Quand elles regagnent le journal sur les coups de 17 heures, elles trouvent Emerson en pleine forme à l’annonce du retour de son nouveau salarié. Au grand étonnement d’Al, il lit son papier d’une traite et, sans un commentaire, le fait passer à William pour qu’il ait sa place dans la prochaine édition. Il ne change même pas une virgule, alors qu’Al a déjà entendu parler de sa manie toute particulière de retravailler un texte pour l’approcher au mieux de la perfection. Puis, apparemment intéressé de savoir si sa nouvelle recrue a trouvé quelques repères dans la grande ville de Denver, il lui demande si elle a un toit et lui donne, lui aussi, quelques conseils pour s’intégrer dans sa nouvelle vie. Malgré la distance de Detmers et Baker, Al ne se sent pas rejetée et se fait doucement à la situation. Elle trouve ainsi aisément sa place au sein de cette équipe et grâce au soutien et à l’amitié de William et Sam, elle tisse des liens qui lui permettent de passer au-dessus du manque constant de sa famille.

Au fil des semaines, elle se prend à la vie aisée de Denver qui offre à ses habitants un théâtre, ainsi que de nombreuses activités qu’elle était loin de soupçonner avant de quitter Pacific Springs. De même, elle garde toujours un oeil surpris et séduit devant le choix que les magasins généraux proposent à leurs clients.

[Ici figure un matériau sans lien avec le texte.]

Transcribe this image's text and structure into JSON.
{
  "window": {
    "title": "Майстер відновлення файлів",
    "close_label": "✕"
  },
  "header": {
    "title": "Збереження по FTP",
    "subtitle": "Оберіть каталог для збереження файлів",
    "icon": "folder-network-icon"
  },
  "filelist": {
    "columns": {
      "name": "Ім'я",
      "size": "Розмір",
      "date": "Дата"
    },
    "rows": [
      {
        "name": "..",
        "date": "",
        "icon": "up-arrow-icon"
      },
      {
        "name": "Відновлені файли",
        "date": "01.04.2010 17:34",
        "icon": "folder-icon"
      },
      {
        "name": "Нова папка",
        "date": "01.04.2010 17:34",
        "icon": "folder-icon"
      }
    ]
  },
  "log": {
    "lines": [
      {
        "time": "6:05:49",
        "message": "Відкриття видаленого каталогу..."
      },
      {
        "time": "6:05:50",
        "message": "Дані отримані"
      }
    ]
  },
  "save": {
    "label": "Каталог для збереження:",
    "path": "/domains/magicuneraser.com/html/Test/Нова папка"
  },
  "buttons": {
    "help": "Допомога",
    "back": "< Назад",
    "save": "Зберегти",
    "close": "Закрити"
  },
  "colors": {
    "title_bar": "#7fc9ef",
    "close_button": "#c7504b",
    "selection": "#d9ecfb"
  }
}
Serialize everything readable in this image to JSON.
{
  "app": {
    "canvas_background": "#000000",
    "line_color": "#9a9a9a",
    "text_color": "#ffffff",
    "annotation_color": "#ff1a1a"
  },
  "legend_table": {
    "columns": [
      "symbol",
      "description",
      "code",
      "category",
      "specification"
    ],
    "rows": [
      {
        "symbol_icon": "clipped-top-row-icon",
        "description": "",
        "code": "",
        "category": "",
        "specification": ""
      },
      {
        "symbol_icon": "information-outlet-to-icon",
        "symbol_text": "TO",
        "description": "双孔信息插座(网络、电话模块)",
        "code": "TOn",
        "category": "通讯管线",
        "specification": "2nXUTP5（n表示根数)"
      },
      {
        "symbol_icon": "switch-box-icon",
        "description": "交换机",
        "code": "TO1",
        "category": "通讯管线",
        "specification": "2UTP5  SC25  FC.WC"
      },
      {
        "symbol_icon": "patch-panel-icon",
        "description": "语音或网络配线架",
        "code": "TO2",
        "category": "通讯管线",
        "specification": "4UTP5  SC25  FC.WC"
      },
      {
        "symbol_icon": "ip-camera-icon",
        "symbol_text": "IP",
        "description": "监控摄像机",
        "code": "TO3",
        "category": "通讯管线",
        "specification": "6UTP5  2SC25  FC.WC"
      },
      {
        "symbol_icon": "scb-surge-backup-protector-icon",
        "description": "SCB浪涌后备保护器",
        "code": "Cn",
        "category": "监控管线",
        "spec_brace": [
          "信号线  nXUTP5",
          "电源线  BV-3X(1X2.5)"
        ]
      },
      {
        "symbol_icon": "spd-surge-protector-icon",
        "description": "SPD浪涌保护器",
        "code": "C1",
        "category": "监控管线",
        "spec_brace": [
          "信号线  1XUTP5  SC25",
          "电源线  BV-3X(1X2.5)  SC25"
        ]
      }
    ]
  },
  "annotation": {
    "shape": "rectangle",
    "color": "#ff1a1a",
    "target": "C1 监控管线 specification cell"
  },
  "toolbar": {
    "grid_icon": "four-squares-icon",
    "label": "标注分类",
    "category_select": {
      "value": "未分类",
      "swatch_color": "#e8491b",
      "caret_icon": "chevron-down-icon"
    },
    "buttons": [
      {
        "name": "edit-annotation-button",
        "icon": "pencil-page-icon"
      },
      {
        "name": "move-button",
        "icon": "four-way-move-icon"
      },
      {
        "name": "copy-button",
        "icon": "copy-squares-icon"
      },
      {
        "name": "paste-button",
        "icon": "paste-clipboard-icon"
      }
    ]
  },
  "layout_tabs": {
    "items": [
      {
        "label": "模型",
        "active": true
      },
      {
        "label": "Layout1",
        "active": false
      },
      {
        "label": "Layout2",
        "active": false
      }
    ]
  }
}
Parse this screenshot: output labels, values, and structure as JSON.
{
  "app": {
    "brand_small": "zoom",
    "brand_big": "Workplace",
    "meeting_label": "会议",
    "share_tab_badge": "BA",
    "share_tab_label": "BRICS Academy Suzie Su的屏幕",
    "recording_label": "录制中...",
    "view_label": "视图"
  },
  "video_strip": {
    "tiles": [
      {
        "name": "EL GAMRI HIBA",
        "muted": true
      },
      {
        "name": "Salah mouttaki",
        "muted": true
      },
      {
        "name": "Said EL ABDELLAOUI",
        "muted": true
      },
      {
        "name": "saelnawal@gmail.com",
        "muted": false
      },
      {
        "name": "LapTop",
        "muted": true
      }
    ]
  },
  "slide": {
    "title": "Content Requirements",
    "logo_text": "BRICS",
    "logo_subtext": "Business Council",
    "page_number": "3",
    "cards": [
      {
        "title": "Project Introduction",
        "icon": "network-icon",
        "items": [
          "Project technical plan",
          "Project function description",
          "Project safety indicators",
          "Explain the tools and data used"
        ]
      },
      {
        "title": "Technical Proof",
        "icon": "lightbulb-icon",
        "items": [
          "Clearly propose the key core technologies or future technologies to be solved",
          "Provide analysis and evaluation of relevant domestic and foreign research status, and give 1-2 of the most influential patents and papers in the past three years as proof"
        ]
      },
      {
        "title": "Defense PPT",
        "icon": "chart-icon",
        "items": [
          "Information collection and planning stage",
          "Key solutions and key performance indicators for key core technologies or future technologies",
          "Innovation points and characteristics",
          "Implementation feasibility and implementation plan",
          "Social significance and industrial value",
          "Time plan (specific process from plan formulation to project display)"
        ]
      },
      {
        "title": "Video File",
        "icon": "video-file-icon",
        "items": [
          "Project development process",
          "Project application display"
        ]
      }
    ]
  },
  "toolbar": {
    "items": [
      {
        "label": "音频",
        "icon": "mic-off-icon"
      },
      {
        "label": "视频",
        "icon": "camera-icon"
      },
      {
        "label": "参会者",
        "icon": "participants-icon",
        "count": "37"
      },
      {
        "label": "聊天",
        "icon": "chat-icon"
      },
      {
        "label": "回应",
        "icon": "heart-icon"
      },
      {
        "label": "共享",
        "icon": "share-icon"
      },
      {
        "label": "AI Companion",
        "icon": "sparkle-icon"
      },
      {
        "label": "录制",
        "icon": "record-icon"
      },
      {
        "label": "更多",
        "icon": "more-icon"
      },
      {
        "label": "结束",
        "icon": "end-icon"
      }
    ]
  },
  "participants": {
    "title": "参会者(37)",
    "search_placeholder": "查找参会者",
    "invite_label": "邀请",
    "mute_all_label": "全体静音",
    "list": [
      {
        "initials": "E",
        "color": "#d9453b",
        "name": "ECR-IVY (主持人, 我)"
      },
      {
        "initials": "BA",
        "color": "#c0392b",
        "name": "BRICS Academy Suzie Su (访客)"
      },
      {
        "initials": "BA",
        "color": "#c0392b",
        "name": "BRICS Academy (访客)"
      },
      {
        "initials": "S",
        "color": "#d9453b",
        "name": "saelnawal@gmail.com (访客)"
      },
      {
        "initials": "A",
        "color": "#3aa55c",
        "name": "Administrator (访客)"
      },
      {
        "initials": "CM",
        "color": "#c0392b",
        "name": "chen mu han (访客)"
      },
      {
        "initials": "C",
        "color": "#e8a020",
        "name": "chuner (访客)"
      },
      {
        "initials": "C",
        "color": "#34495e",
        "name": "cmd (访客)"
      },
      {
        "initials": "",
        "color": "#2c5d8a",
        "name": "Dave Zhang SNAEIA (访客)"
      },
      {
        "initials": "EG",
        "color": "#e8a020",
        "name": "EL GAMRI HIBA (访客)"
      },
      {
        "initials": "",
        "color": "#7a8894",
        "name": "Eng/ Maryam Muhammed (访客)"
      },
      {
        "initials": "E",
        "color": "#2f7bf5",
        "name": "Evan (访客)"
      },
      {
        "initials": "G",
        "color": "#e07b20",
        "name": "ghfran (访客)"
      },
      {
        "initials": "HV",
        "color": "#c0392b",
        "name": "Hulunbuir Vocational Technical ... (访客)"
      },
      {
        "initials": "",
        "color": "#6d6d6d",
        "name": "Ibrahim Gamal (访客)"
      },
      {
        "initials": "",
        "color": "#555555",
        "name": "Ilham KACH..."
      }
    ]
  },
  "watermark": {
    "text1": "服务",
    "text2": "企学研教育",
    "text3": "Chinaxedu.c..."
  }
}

Et malgré tout le luxe qui s’étale devant elle, Alyssa essaie de rester sage et d’adopter le comportement le plus correct possible, pour que ses parents puissent être fiers d’elle comme s’ils avaient constamment un oeil sur leur fille. Elle garde cette même simplicité qui séduit toujours ceux qui ne la connaissent pas et met régulièrement en avant ses valeurs même si elles ne s’accordent que rarement avec celles des "gens de la ville" qu’elle côtoie quotidiennement.

Chez elle, elle forme un trio simple avec Hayden et Teresa. Rapidement, les deux jeunes femmes se confient. Al est heureuse de profiter de l’expérience et des conseils de Teresa, tandis que cette dernière est ravie de cette venue féminine dans son quotidien terne. En effet, au fil des conversations, Al apprend que depuis la mort de son mari, survenue lors d’un banal accident de cheval, Teresa ne sort que très peu et a beaucoup de mal à s’ouvrir aux autres comme elle le faisait il y a encore quelques années. Hayden, quant à lui, apporte la force et le calme au sein des colocataires. Plus distant vis à vis d’Al, il se contente de faire ses tâches et ne s’attarde jamais bien longtemps au sein de l’ambiance bavarde et agitée créée par les deux jeunes femmes. Il ne se montre aucunement agressif à son égard, mais préfère simplement sa tranquillité. Grâce aux deux cercles qui forment maintenant sa vie, Al trouve son équilibre entre ses collègues et les habitants de la maison des Russel.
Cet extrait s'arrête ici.